MALRAUX André [MALRAUX Georges, André]

Par Janine Mossuz-Lavau

Né le 3 novembre 1901 à Paris (XVIIIe arr.), mort le 23 novembre 1976 à Créteil (Val-de-Marne) ; écrivain ; compagnon de route des communistes avant-guerre, résistant, fondateur de la brigade Alsace-Lorraine ; délégué à la propagande du RPF , ministre des Affaires culturelles.

Fils de Fernand, Georges Malraux, de profession “indéterminée”, et de Berthe, Félicie Lamy, commerçante, André Malraux avait deux demi-frères : Roland et Claude Malraux. Il épousa en octobre 1921 Clara Goldschmidt, puis en 1948, Madeleine Malraux (veuve de Roland). Trois enfants naquirent : Florence (fille de Clara), Pierre-Gauthier et Vincent, fils de la romancière Josette Clotis qui mourut accidentellement en novembre 1944. Pierre-Gauthier et Vincent devaient être tués dans un accident de voiture en mai 1960.

André Malraux ne suivit qu’un bref cursus scolaire. Avant même de passer son baccalauréat, il abandonna ses études et, à vingt ans, il éditait des textes rares, dénichait de jeunes talents, travaillant tour à tour pour René-Louis Doyon, Lucien Kra, Daniel-Henry Kahnweiller. Il donnait à des revues telles qu’Action, la Connaissance, le Disque vert, des textes dit “farfelus” et des critiques. En 1923, ruiné, il partit pour le Cambodge, descella, avec l’intention de les vendre, quelques statues du temple de Bantéaï-Srey : arrêté à Pnompenh, il fut condamné le 21 juillet 1924 par le tribunal correctionnel de cette ville à trois ans de prison ferme, puis à un an de prison avec sursis.
C’est au cours de ce séjour forcé en terre indochinoise que Malraux s’engagea en politique pour la première fois. Il découvrit en effet le colonialisme et décida de fonder, en Indochine même, un journal dénonçant les injustices dont étaient quotidiennement victimes les Annamites. Dès juin 1925, aidé par l’avocat Paul Monin, il faisait paraître l’Indochine, rebaptisée assez vite l’Indochine enchaînée. Mais celle-ci allait cesser sa parution en février 1926 en raison des pressions de plus en plus lourdes exercées sur elle par l’administration coloniale. Quelques biographes d’André Malraux situent en cette année 1925 une participation de l’écrivain à certains épisodes de la révolution chinoise, mais cet engagement semble plus relever de la légende que de la réalité. Les Conquérants (1928) et La Condition humaine (1933) n’ont rien d’autobiographique, à la différence de La Voie royale (1930), plus nettement inspirée de l’expédition des temples.

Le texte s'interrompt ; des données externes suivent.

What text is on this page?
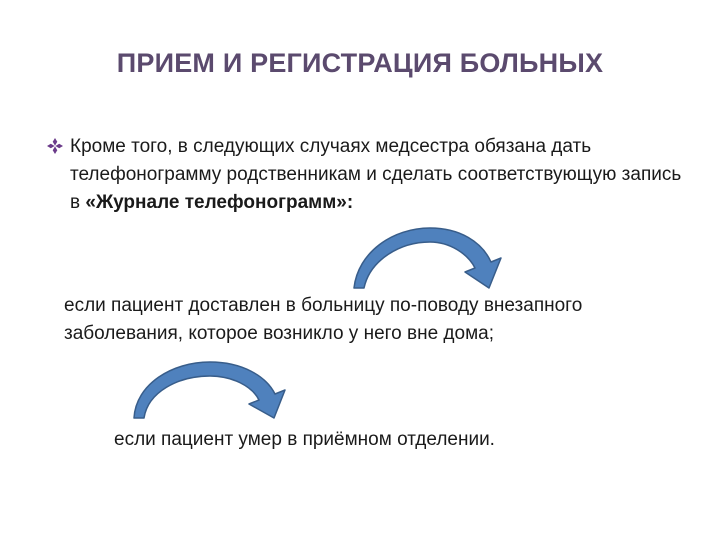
ПРИЕМ И РЕГИСТРАЦИЯ БОЛЬНЫХ
Кроме того, в следующих случаях медсестра обязана дать телефонограмму родственникам и сделать соответствующую запись в «Журнале телефонограмм»:
если пациент доставлен в больницу по-поводу внезапного заболевания, которое возникло у него вне дома;
если пациент умер в приёмном отделении.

André Malraux revint à Paris au printemps 1926 et publia La Tentation de l’Occident (1926) puis D’une Jeunesse européenne (1927). Alors qu’il travaillait aux éditions Gallimard, il entreprit en 1934 de survoler le désert d’Arabie pour retrouver la capitale de la reine de Saba. Mais les années trente marquèrent surtout son entrée en politique. Devant la montée du fascisme, Malraux avait en effet, comme Gide, adhéré à l’Association des écrivains et artistes révolutionnaires (fondée en 1932) et allait participer aux côtés des communistes, à la plupart des grandes actions antifascistes. Le 21 mars 1933, il prenait part à la manifestation de l’AEAR contre le nazisme. En novembre de la même année, il présidait avec Gide le premier meeting pour la libération de Thaelmann. Le 4 janvier 1934, toujours en compagnie de Gide et à la demande du Parti communiste, il portait à Berlin une pétition réclamant la libération de Dimitrov. Quelques semaines plus tard (le 31 janvier), le “Comité international pour la libération de Thaelmann et des antifascistes emprisonnés” (dit comité Thaelmann) était constitué : Malraux et Gide en furent les présidents. Le 3 août 1934, il prit la parole à Moscou au premier congrès des écrivains soviétiques (discours reproduit dans Commune, septembre 1934), puis le 23 octobre, à Paris, au compte rendu de cette cérémonie (“L’attitude de l’artiste”, Commune, novembre 1934). En 1935, Malraux et Gide ouvrirent la première séance du congrès international des écrivains pour la défense de la Culture (“L’héritage culturel”, Monde, 27 juin et 4 juillet 1935) ; le 4 novembre, il intervint lors des premières assises internationales des écrivains pour la défense de la culture ; le 23 décembre, à la salle Wagram, il prononça également un discours au cours du meeting organisé par le comité Thaelmann à l’occasion du 2e anniversaire de l’acquittement de Dimitrov.

En 1935, enfin, il publia Le Temps du mépris. De là surgit la confusion. Ces actes, ces propos ainsi que ce livre, donnèrent d’André Malraux l’image d’un intellectuel ayant, pour une large part, épousé la cause communiste alors qu’il n’en était rien. Il entendait avant tout défendre la liberté menacée par le fascisme et agissait en ce sens aux côtés de ceux qui menaient déjà ce combat. Il n’était pas marxiste. Il précisa d’ailleurs à diverses reprises sa position, aussi bien à Moscou qu’à Paris, ou encore à Londres, le 21 juin 1936, à la réunion du secrétariat général élargi de l’Association internationale des écrivains pour la défense de la culture : “Rien ne serait plus dangereux —très spécialement pour ceux d’entre nous qui sont des écrivains révolutionnaires— que de vouloir substituer à l’héritage présent et mortel un héritage prévu par une logique abstraite” (Commune, septembre 1936).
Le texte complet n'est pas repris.